I can’t decide if I just need a job change or a location change. I fantasize about a bigger house that needs less work and has better storage. Somewhere that feels more rural, more peaceful. A fresh start. BUT, I can’t help but like this house, our first house, the house my kids were born in. I like our neighbors and the spray park and our diner. I don’t like Max’s school or our home location next to a gas station and right off a busy, noisy, dirty street. I need to open my windows at night without fear that our neighbors or a truck will be too loud and set off the dog barking or a kid crying.

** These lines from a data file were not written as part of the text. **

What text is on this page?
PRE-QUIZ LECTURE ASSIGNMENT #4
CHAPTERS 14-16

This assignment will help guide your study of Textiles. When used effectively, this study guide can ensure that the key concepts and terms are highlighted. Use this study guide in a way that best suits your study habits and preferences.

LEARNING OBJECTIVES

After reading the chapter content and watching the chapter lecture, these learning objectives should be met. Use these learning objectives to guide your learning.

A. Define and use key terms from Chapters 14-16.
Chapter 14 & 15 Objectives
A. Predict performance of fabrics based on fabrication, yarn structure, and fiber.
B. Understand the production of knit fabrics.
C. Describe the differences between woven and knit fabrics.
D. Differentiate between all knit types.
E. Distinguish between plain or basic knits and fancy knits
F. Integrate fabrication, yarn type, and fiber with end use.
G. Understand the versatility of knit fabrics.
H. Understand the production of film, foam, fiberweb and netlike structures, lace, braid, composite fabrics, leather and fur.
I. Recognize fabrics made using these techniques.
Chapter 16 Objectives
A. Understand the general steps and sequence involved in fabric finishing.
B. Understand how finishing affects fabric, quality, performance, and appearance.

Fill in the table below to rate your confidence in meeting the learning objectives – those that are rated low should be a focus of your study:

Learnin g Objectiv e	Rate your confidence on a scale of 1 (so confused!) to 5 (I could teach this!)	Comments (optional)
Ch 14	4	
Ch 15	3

As far as jobs go, I want to do something important. I want to something meaningful and helpful. I go back and forth on what that means each day. So far, I’ve considered:

1. Staying home with the boys

2. Becoming a professional blogger talking about my point of view as a full-time working parent with a special needs child. (I realize that this doesn’t make any sense as essentially I’d have to quit my full-time job or decrease my hours to do this which negates the point of the blog. See where my circular thinking is going).

3. Going to nursing school

4. Renewing my teaching license

5. Opening a children’s consignment shop named Pumpernickel

6. Working for Early Intervention

Clearly I haven’t figured out which is best but I hope I do soon…as does my husband.